Summary: We’re very prone to deception, especially when we’re isolated from the truth-telling that our brothers and sisters in Christ can bring us. Healthy church life reveals what we truly are as we become known to each other. Only when we can accept the truth about ourselves from each other can we experience the freedom that comes along with it.
One thing you learn real quick when you live in healthy church life is that blind spots and the human capacity to live in denial of those blind spots is astounding. Even after we become Christians, we’re still very prone to the deception that comes with our old human selves and non-renewed minds. We live by worldly principles and make fleshly decisions without 1) knowing that we’re doing it, and 2) having the truth brought to light about what we’re doing and why. We also live with the ultimate paradox of wanting to know the truth about ourselves, but very much not wanting to know the truth about ourselves.
We are what we are
Just like scales and mirrors, healthy church life tells us about the reality of who we are. When we step on a scale, we weigh what we weigh. When we look in a mirror, we look how we look. We can avoid the scale and the mirror, or we can throw out excuses for the story those tools of accountability are telling us. But at the end of the day, we are what we are.
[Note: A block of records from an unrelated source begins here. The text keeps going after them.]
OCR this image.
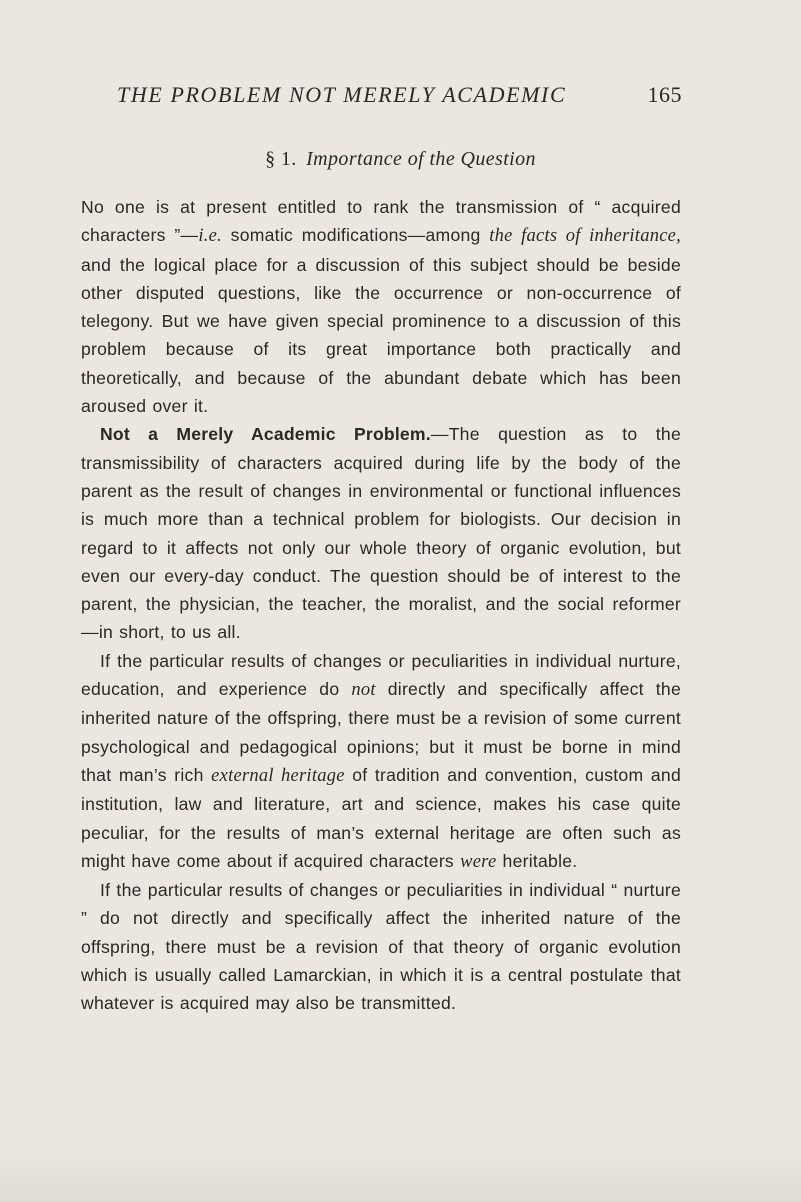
THE PROBLEM NOT MERELY ACADEMIC	165
§ 1. Importance of the Question

No one is at present entitled to rank the transmission of “ acquired characters ”—i.e. somatic modifications—among the facts of inheritance, and the logical place for a discussion of this subject should be beside other disputed questions, like the occurrence or non-occurrence of telegony. But we have given special prominence to a discussion of this problem because of its great importance both practically and theoretically, and because of the abundant debate which has been aroused over it.

Not a Merely Academic Problem.—The question as to the transmissibility of characters acquired during life by the body of the parent as the result of changes in environmental or functional influences is much more than a technical problem for biologists. Our decision in regard to it affects not only our whole theory of organic evolution, but even our every-day conduct. The question should be of interest to the parent, the physician, the teacher, the moralist, and the social reformer —in short, to us all.

If the particular results of changes or peculiarities in individual nurture, education, and experience do not directly and specifically affect the inherited nature of the offspring, there must be a revision of some current psychological and pedagogical opinions; but it must be borne in mind that man’s rich external heritage of tradition and convention, custom and institution, law and literature, art and science, makes his case quite peculiar, for the results of man’s external heritage are often such as might have come about if acquired characters were heritable.

If the particular results of changes or peculiarities in individual “ nurture ” do not directly and specifically affect the inherited nature of the offspring, there must be a revision of that theory of organic evolution which is usually called Lamarckian, in which it is a central postulate that whatever is acquired may also be transmitted.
As John Ortberg points out in his book Everybody’s Normal Till You Get To Know Them…
We are all like the man on a diet who drove past the bakery and said he would only stop for doughnuts if there was an available parking space in front of it, clearly indicating that it was God’s will that he should eat a doughnut. Sure enough, his sixth time around the block, a spot opened up.
Healthy church life demands that you be able to handle the truth from your brothers and sisters, for it’s what sets us free (John 8:31-32). The revealing of truth about ourselves is what helps us realize that freedom practically.
We need help from truth-tellers
It’s not just healthy churches that practice this principle. Organizations like Weight Watchers and Alcoholics Anonymous have been practicing this truth-telling principle for a long time. They know that people will never reach the goal they’re trying to reach without help. As Christians, we’ll never grow to a fully mature stature without the mirror of brothers and sisters that will help us see the real us.
Ortberg points out how King David once needed a truth-teller in his life to get him back on track. When he came upon Bathsheba and found out that she was someone’s wife, the truth of “this is adultery” was staring him right in the face. He ignored it. When Bathsheba got pregnant and David planned to have Uriah get killed in battle because he couldn’t get him to come home and sleep with his wife to cover up his sin, the truth of “this is murder” was staring him right in the face. He ignored it.
It’s not until the Lord sends the prophet Nathan to tell him the truth that David’s heart turns, and only then because David receives it instead of having Nathan’s head cut off.
Christians don’t intend to behave and make decisions according to the flesh. But none of us are at 100%-transformed-into-Christ status. As long as this is the case, there’s room in our lives for truth-tellers. If you don’t have them, your individual growth and the growth of your church will be stunted. The more you isolate, the more vulnerable you are to deception.
Truth should be instinctual
Now of course, this doesn’t mean this is an open invitation at all times and to anyone to go around telling people the truth about themselves. We still must exercise relational wisdom in this matter. There’s a level of trust and acceptance that needs to develop between people before truth-telling will be fruitful. Brothers and sisters must be close enough to each other where it’s not risky to the relationships.
But as relationships grow within the environment of healthy church life, truth-telling (and receiving!) should be an instinctual practice that starts happening as the group progresses. Both the giving of truth and the receiving of truth. It takes both for healthy church life to blossom.
If a church avoids truth-telling for too long, it simply becomes a pseudo-community that will ultimately suffocate itself.
Provide an open invitation
At the end of the day, each person in the church has made a commitment to be a disciple of Jesus Christ. When we believed and were baptized, we committed to making Him and His Kingdom, and the calling associated with that, our lives. This transformation can only happen as the truth about who we are is brought to light. Therefore, we have to give the open invitation at the appropriate time and to the appropriate people for this to happen.
Dietrich Bonhoeffer brilliantly put this principle of brotherhood and sisterhood in perspective when he said…
Nothing can be more cruel than the leniency which abandons others to their sin. Nothing can be more compassionate than the severe reprimand which calls another Christian in one’s community back from the path of sin.
The rest of the posts in the Nobody’s Normal series are here.
Sue
Beautiful. Does anyone have a recent example of this? it is the ‘ one anothering ‘ that takes place when we care for the body of Christ! Our body. HIS body. May we love enough to do this.
Michael
This happens more frequently in our church now that we are over 3 years old. Many of our relationships have solidified past the point of being able to tell the truth to each other in love without risking the relationship. It was just recently I was able to confront a brother who was complaining about how something was done in the church and say “well…what are YOU doing about it?” But this was only possible because we had formed the type of relationship that makes that event unifying instead of divisive.